Percival pats Gwaine consolingly on the shoulder, and also nearly knocks him out the window.
"Look," Elyan shifts from one foot to the other, fingers curled lightly round the sword at his hip, as always, "maybe if you just asked Merlin, straight-out—"
"Ask Merlin," Arthur scoffs. He really did expect far better from Elyan, if he's being honest with himself. "Don't be ridiculous. I don't need to ask him! He doesn't want it! I don't know if any of you lot have noticed, but Merlin's not exactly shy about speaking up when he—"
"No, Princess," Gwaine snaps the words from his mouth like sharpened knives, "you don't want it. That's what this." He pushes off the wall with the palm of his hand. "You don't want it. You don't want Merlin to have it, so you won't let him have it, you won't even give him the option—"
"That's not it!" Arthur snaps right back, even as something deep in the bottom of his stomach pulls taut and twists up tight inside him—what would he do if he asked and Merlin said yes, what would he do if Merlin wanted this, what would he do if Merlin actually—if Merlin really did want—?
"Yeah? So why don't you just ask Merlin—?!"
"Ask me what?"
Everyone jumps when Merlin slips through the door—like a shadow, Arthur thinks, and why can't he ever be bothered to move that quietly in the mornings?—and Gwaine startles so badly, he spills a bit of mead from his flask on the back of his hand. He frowns contemplatively at his own dripping, black-gloved fingers a moment or two before he brings his hand to his open mouth and licks off the falling drops.
"Please don't ever make me see that again," Leon says, in a very pained sort of voice.
"Oh, so sorry to offend your delicate knightly sensibilities, but this is good mead right here! You're mad if you think I'm about to waste—"
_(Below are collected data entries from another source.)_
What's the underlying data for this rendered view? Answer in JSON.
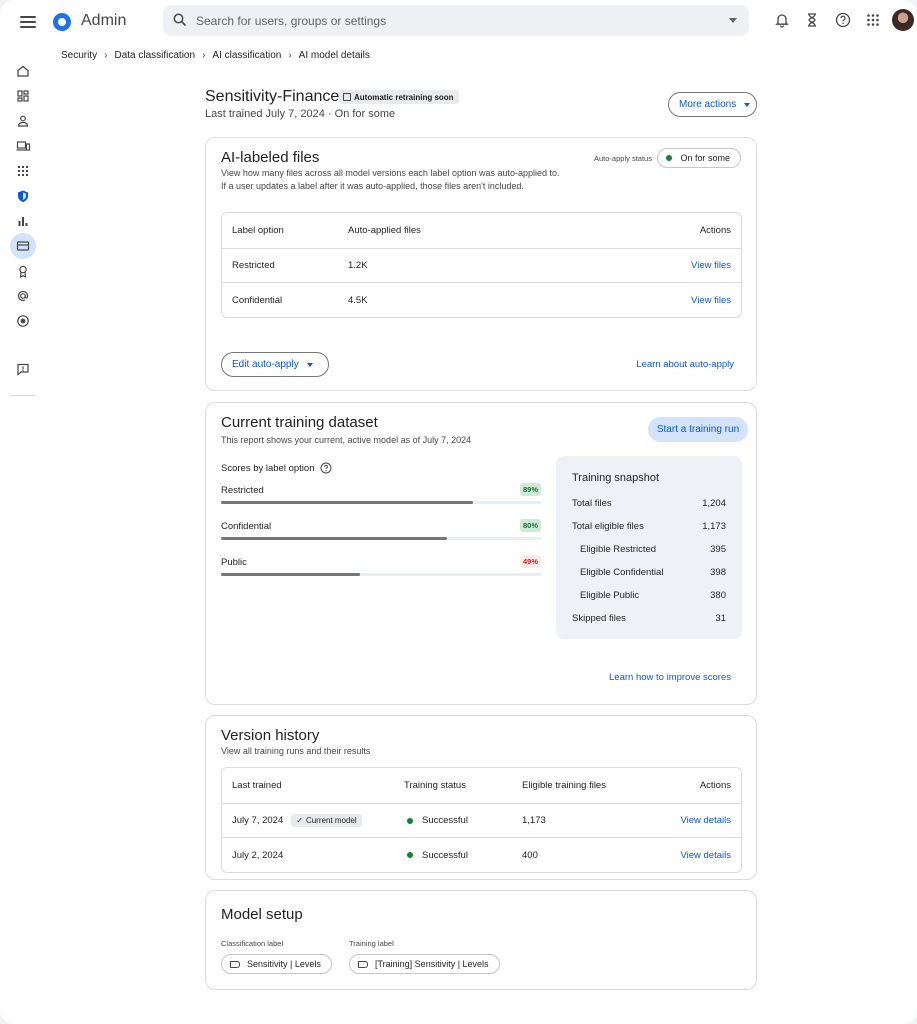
{
  "app": {
    "title": "Admin"
  },
  "search": {
    "placeholder": "Search for users, groups or settings"
  },
  "breadcrumb": [
    "Security",
    "Data classification",
    "AI classification",
    "AI model details"
  ],
  "header": {
    "title": "Sensitivity-Finance",
    "badge": "Automatic retraining soon",
    "subtitle": "Last trained July 7, 2024 · On for some",
    "more_actions": "More actions"
  },
  "ai_labeled": {
    "title": "AI-labeled files",
    "desc_line1": "View how many files across all model versions each label option was auto-applied to.",
    "desc_line2": "If a user updates a label after it was auto-applied, those files aren't included.",
    "status_label": "Auto-apply status",
    "status_value": "On for some",
    "columns": [
      "Label option",
      "Auto-applied files",
      "Actions"
    ],
    "rows": [
      {
        "label": "Restricted",
        "files": "1.2K",
        "action": "View files"
      },
      {
        "label": "Confidential",
        "files": "4.5K",
        "action": "View files"
      }
    ],
    "edit_button": "Edit auto-apply",
    "learn_link": "Learn about auto-apply"
  },
  "training": {
    "title": "Current training dataset",
    "desc": "This report shows your current, active model as of July 7, 2024",
    "start_button": "Start a training run",
    "scores_heading": "Scores by label option",
    "scores": [
      {
        "name": "Restricted",
        "value": 89,
        "label": "89%",
        "status": "good"
      },
      {
        "name": "Confidential",
        "value": 80,
        "label": "80%",
        "status": "good"
      },
      {
        "name": "Public",
        "value": 49,
        "label": "49%",
        "status": "bad"
      }
    ],
    "snapshot": {
      "title": "Training snapshot",
      "rows": [
        {
          "label": "Total files",
          "value": "1,204",
          "indent": false
        },
        {
          "label": "Total eligible files",
          "value": "1,173",
          "indent": false
        },
        {
          "label": "Eligible Restricted",
          "value": "395",
          "indent": true
        },
        {
          "label": "Eligible Confidential",
          "value": "398",
          "indent": true
        },
        {
          "label": "Eligible Public",
          "value": "380",
          "indent": true
        },
        {
          "label": "Skipped files",
          "value": "31",
          "indent": false
        }
      ]
    },
    "improve_link": "Learn how to improve scores"
  },
  "versions": {
    "title": "Version history",
    "desc": "View all training runs and their results",
    "columns": [
      "Last trained",
      "Training status",
      "Eligible training files",
      "Actions"
    ],
    "rows": [
      {
        "date": "July 7, 2024",
        "current": "Current model",
        "status": "Successful",
        "files": "1,173",
        "action": "View details"
      },
      {
        "date": "July 2, 2024",
        "current": "",
        "status": "Successful",
        "files": "400",
        "action": "View details"
      }
    ]
  },
  "setup": {
    "title": "Model setup",
    "classification_label": "Classification label",
    "classification_value": "Sensitivity | Levels",
    "training_label": "Training label",
    "training_value": "[Training] Sensitivity | Levels"
  },
  "colors": {
    "accent": "#0b57d0",
    "success": "#188038",
    "good_bg": "#ceead6",
    "good_fg": "#137333",
    "bad_bg": "#fce8e6",
    "bad_fg": "#c5221f"
  },
  "icons": {
    "topbar": [
      "menu-icon",
      "admin-logo-icon",
      "search-icon",
      "notifications-icon",
      "hourglass-icon",
      "help-icon",
      "apps-icon",
      "avatar"
    ],
    "sidebar": [
      "home-icon",
      "dashboard-icon",
      "user-icon",
      "devices-icon",
      "apps-grid-icon",
      "security-shield-icon",
      "reporting-icon",
      "billing-icon",
      "rules-icon",
      "account-icon",
      "directory-icon",
      "feedback-icon"
    ]
  }
}
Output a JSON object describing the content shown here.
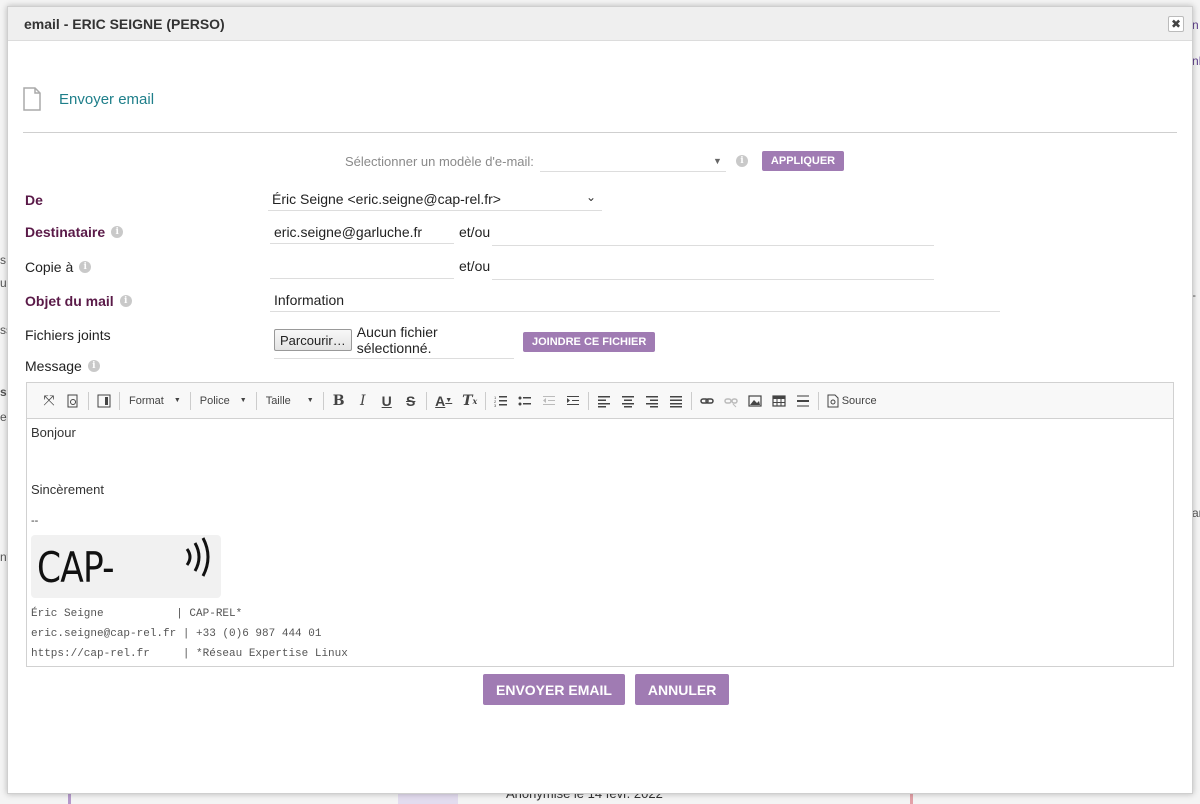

"Ask me what?" Merlin says again, and sets down Arthur's dinner tray, deliberately loudly, in the center of the table. He glares round at the lot of them with narrowed blue eyes. "What's going on?"
"Fine," Arthur huffs, because he can feel Gwaine's eyes boring into him, and he knows he'll not get a moment of peace until he's bitten the bolt and just—just done it, already, "fine! All right! That's it! You win! You lot win! Aren't you proud of yourselves!" He looks, pointedly, at Gwaine before he finally wheels round to face Merlin—please don't say yes, he thinks, with a desperate lurch of the stomach, please don't say yes, please don't look at me and tell me this is something you want, I don't know what I'll do with myself if this is something you want—
"Do you want to be a knight?" he asks Merlin.
Merlin's mouth falls open. He blinks owlishly at Arthur from across the table.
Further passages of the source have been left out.